Smarp enables you to easily distribute relevant company and industry-related content to employees at scale. Employees are then empowered to share this content within their own networks. Let’s see what this really means:
When employees share content to their personal accounts, their reach is around 10-15 times higher higher than with company accounts (Smarp data). Social media platforms such as Facebook and LinkedIn have recently begun favoring paid advertising as well as the organic visibility of individuals. This in turn has hurt the organic visibility of corporate social media accounts. If you want to increase your organic reach while keeping your marketing ROI under control, you simply must have your employees on board.
1. Smarp helps you increase brand awareness by allowing your employees to share your message with ease. Messages coming from employees increase your brand reach,brand authenticity and brand trust. People trust their peers more than they trust corporate brands.

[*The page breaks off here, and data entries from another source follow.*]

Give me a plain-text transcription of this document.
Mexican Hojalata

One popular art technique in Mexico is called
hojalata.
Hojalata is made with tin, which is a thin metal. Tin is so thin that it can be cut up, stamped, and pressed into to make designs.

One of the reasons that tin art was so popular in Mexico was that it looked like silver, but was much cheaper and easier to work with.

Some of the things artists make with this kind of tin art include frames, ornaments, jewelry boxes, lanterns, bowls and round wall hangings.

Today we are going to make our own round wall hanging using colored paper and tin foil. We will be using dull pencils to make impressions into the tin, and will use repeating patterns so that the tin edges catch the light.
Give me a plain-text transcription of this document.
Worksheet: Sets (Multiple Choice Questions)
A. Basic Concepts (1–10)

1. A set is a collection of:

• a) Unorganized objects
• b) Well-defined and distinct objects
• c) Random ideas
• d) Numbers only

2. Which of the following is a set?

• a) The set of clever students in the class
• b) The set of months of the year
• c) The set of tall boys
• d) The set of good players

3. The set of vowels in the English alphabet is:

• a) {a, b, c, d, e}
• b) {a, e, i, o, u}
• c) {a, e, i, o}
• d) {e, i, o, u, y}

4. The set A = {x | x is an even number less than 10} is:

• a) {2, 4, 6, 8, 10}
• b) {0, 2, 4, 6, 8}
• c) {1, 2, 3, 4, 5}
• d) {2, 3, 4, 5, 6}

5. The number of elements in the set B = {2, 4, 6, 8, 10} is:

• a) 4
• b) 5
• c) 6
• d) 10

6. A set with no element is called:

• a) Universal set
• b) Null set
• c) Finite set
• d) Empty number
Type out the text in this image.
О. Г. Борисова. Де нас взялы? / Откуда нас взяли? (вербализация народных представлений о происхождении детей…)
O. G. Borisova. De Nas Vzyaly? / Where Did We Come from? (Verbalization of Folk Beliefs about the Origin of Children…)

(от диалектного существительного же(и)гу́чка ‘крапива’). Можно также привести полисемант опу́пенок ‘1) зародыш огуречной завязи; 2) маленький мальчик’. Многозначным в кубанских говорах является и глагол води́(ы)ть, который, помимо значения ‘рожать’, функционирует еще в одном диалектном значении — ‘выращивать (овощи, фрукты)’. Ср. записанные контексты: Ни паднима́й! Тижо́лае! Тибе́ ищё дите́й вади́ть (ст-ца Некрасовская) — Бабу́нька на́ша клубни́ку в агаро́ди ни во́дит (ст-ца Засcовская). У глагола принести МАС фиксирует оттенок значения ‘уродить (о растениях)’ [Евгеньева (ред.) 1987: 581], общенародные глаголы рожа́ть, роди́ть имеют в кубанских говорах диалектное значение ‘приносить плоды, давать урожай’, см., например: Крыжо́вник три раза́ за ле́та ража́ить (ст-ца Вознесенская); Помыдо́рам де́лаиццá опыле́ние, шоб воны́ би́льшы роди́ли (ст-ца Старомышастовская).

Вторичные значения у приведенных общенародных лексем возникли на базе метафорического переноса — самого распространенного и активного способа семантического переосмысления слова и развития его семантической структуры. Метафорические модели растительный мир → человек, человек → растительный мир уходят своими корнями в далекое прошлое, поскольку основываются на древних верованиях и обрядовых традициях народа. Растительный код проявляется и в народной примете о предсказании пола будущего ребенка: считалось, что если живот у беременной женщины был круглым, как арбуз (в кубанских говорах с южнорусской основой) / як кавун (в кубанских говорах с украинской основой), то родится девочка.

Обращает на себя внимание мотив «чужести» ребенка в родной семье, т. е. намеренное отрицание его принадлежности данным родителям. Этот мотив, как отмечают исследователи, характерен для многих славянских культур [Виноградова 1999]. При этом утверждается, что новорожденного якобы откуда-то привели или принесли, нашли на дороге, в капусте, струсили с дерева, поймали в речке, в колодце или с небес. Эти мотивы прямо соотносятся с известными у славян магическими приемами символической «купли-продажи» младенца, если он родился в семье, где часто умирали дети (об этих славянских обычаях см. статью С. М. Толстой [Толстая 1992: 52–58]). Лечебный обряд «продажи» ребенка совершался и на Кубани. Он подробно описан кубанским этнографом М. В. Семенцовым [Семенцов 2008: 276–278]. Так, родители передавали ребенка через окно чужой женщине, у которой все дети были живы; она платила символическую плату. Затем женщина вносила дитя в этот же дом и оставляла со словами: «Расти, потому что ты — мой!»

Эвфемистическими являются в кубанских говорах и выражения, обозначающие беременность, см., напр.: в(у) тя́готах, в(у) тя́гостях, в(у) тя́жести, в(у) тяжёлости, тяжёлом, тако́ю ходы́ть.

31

2. Smarp lets you track your success. Smarp’s features allow you to track where your message is spreading organically, what the engagement of each post is and furthermore, into what type of actions or conversions it leads on the webpage. All messages shared using Smarp carry a UTM tag, allowing you to track the messages’ success, all the way to conversions. This allows you to measure and track the success and ROI of your Employee Advocacy program. To find out more, check out this post.
3. You can share more than just your company’s content. You are able to provide more value to your employees when you input industry trends as well as source content from your employees. When employees share this content, they improve their own personal brand and attract more people to their network.
4. Smarp is rewarding: it allows employees to see the impact of their social shares, which encourages them to be active on social media. Smarp can also be set to award points for certain activities, and companies can recognize their best Employee Advocates through gamification.